Beefy Boxes and Bandwidth Generously Provided by pair Networks
No such thing as a small change
 
PerlMonks  

split on delimiter unless escaped

by yrp001 (Initiate)
on Nov 09, 2010 at 03:57 UTC ( [id://870238]=perlquestion: print w/replies, xml ) Need Help??

yrp001 has asked for the wisdom of the Perl Monks concerning the following question:

I'm looking for good regex mojo. I'd like to split text on a delimiter, a semicolon, say. I also want to be able to escape my delimiter, using an exclamation point, say. And I'd like to be able to escape my escape. I'd prefer to only consider my escape character as an escape character if it immediately precedes my delimiter character or another escape character. To illustrate, I'd like to end up with:

; split !; ; !!; !split !!!; !; !!!!; !!split !!!!!; !!; etc.

Here's my mojo-lacking effort so far:

while(<>) { chomp; s/(?<!!);/ ;;;; /g; s/(?<!!)!;/;/g; s/(?<!!)!!;/! ;;;; /g; s/(?<!!)!!!;/!;/g; s/(?<!!)!!!!;/!! ;;;; /g; s/(?<!!)!!!!!;/!!;/g; @a = split(/ ;;;; /); print "@a\n"; }

Not so elegant. Could a wiser regex master lend a hand?

Replies are listed 'Best First'.
Re: split on delimiter unless escaped
by moritz (Cardinal) on Nov 09, 2010 at 08:11 UTC
    A typical approach is not to split, but to parse the chunks you want to preserve.

    A regex for that is:

    my $re = qr{ (?> # don't backtrack into this group !. # either the escape character, # followed by any other character | # or [^!;\n] # a character that is neither escape # nor split character )+ }x; while ($str =~ /($re)/g) { print "Chunk '$1'\n"; }

    This technique is fairly general, and works for example for quoted strings, where the backslash can escape the quote character to not terminate the string.

    You can read more about it in Mastering Regular Expressions by Jeffrey E.F. Friedl, a book I can warmly recommend.

    Update: Added \n to the negated character class; mr_mischief pointed out that it is probably closer to the desired output that way.

    Perl 6 - links to (nearly) everything that is Perl 6.
      Not quite. "+" means you can't have empty fields. And if you change it "*", you can get one too many empty fields. That's why my solution is slightly different.

        Hi ikegami,

        Thanks for your example. I'm still trying to figure it all out. I'm running it as below, and it doesn't seem to quite do what I want. I only want the escape character to be treated specially if it's in !+; - i.e. a!!b should be a!!b, whereas a!!!;b should be a!;b.

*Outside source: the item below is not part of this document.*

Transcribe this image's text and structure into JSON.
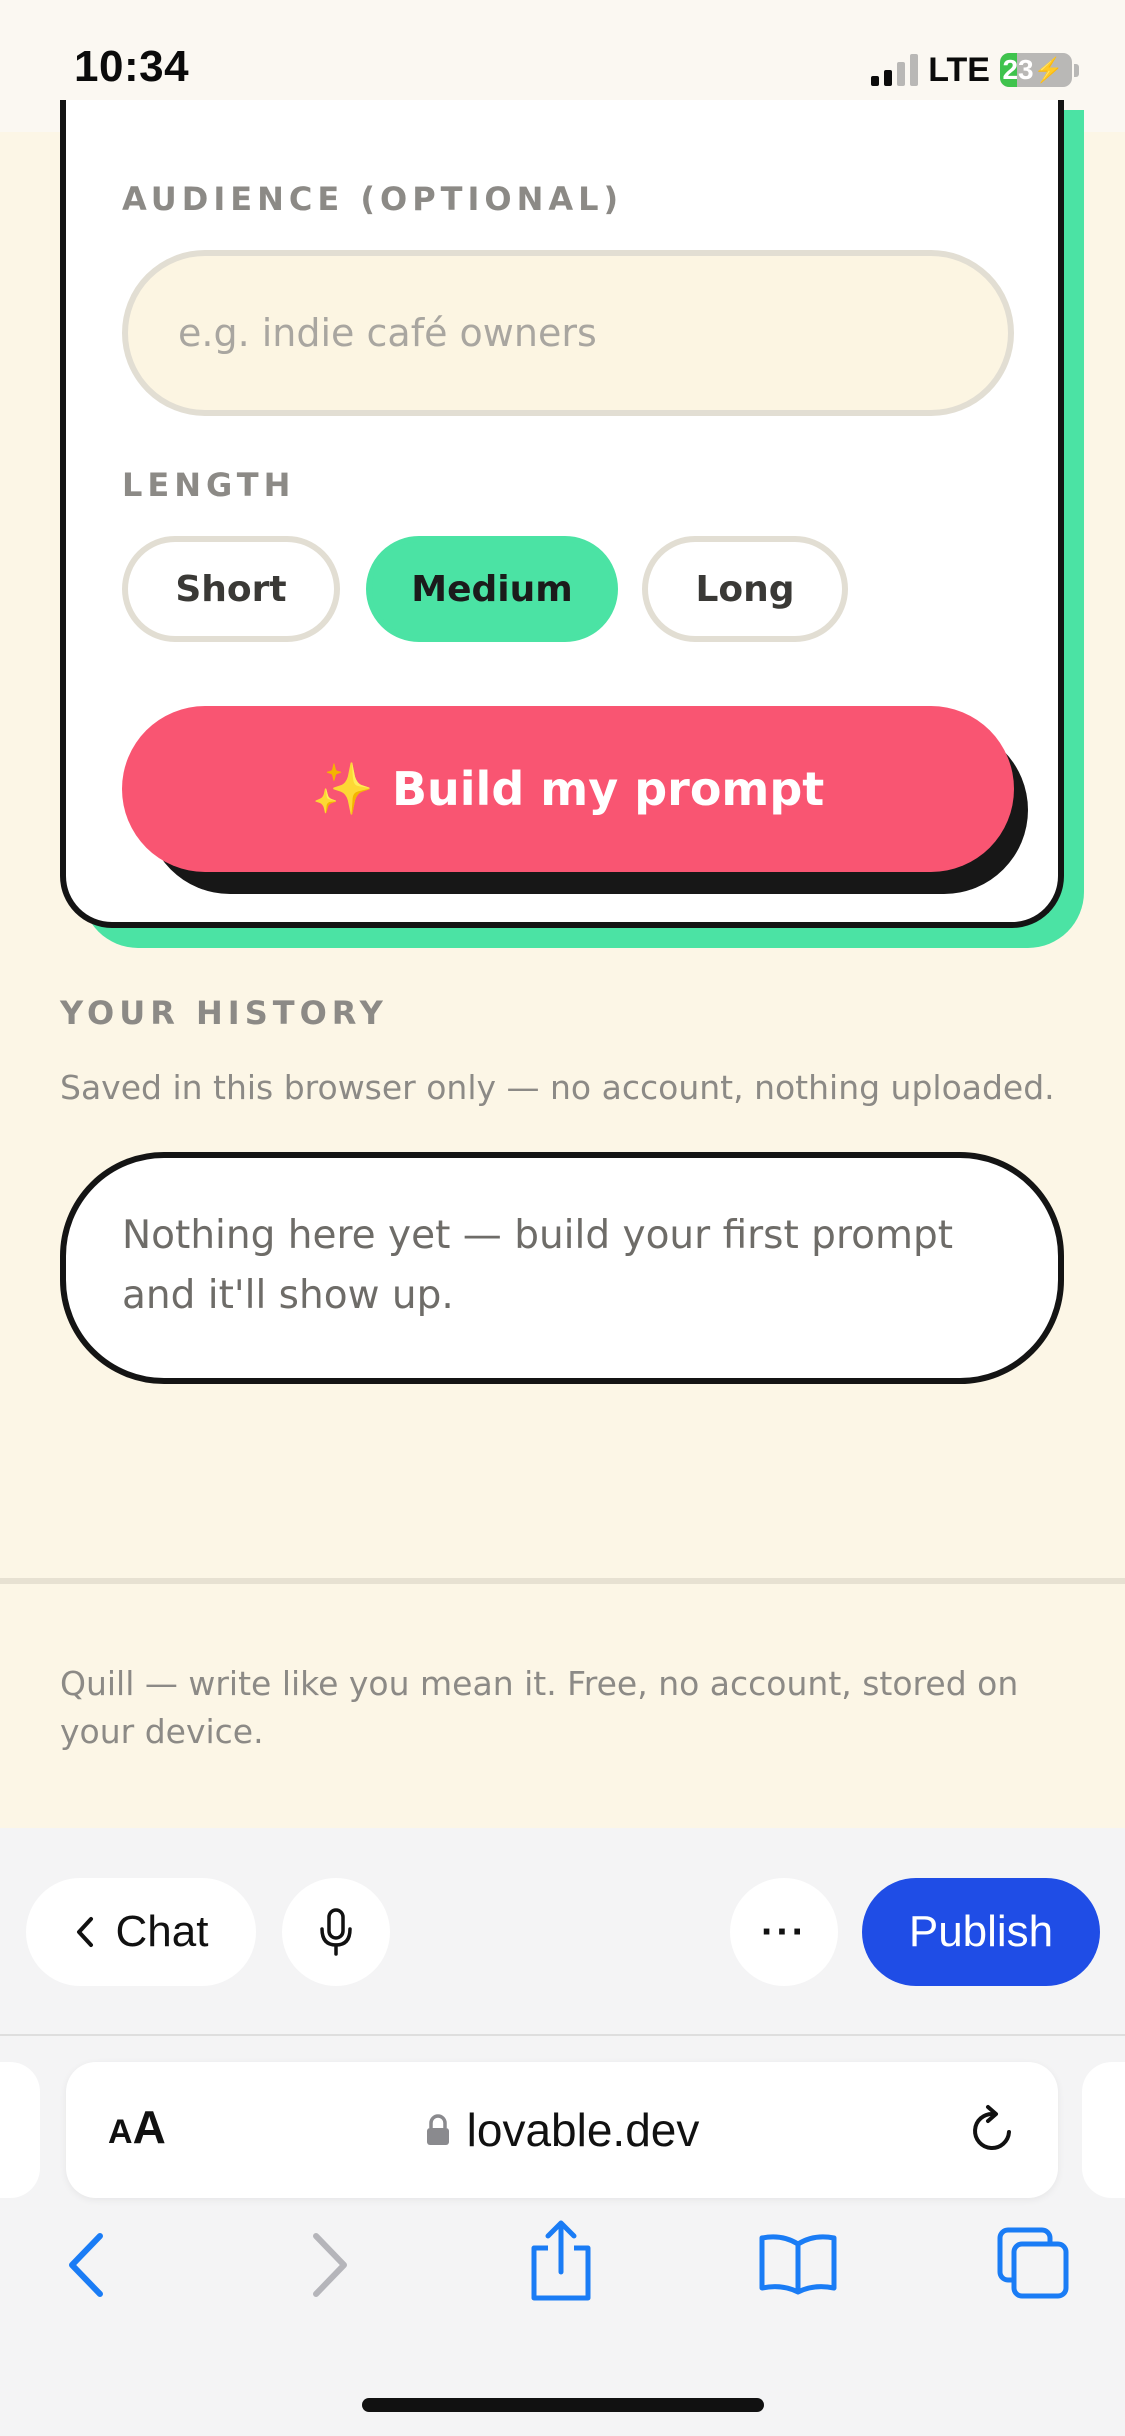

        Also, I seem to be getting an empty field at the end. One or more semicolons at the end seem to be parsed properly, though.

        One test string returns a blank result. ?

        sub dequote { my $x = $_[0]; $x =~ s/!(.)/$1/sg; return $x; } while(<>) { chomp; my @fields = map dequote($_), /\G((?:[^!;]+|!.)*)(?:;|\z)/sg; print "$_ => " . join( '|', @fields ) . "\n"; # print "$_ => @fields\n"; }

        Sample results:

        aval!!!!;bval => aval!!|bval| aval!!!!!;bval => aval!!;bval| a!!val!!!!!;bval! => !a!!!val!!!!!;bval!! => a!val!!;bval!| a!val!;bva!l; => aval;bval| a!!val!!;;bv!!al;; => a!val!||bv!al||

      Ah, neat. I made a couple of small modification, and now I'm very close. The trouble left now is how to capture an empty field - i.e. where I have two delimiter characters next to each other I should emit an empty chunk, instead of no chunk. Still stuck on that. What I have so far:

      my $re = qr{ (?> # don't backtrack into this group !! # either the escape character, # followed by an escape character | # or !; # escape followed by delimiter char | # or [^;\n] # a character that is neither delimiter # character or a newline )+ }x; while(<>) { chomp; $str = $_; print "$_\n"; while ($str =~ /($re)/g) { print " Chunk '$1' => "; $s = $1; $s =~ s/!!(?=(!|;))/!/g; print "$s\n"; } }

      Example of paired delimiters (;;)

      a!!val!!;;bv!!al;; Chunk 'a!!val!!' => a!!val!! Chunk 'bv!!al' => bv!!al

        So the following seems to do exactly what I want, but doesn't handle empty fields. It might not matter, because my input shouldn't have any empty fields. I'll probably just check that my input string doesn't begin or end with a delimiter, or have two consecutive delimiters in the middle anywhere. If it does, it's bad input, and I can just throw it out. Would still be fun to know how to handle empty fields, though...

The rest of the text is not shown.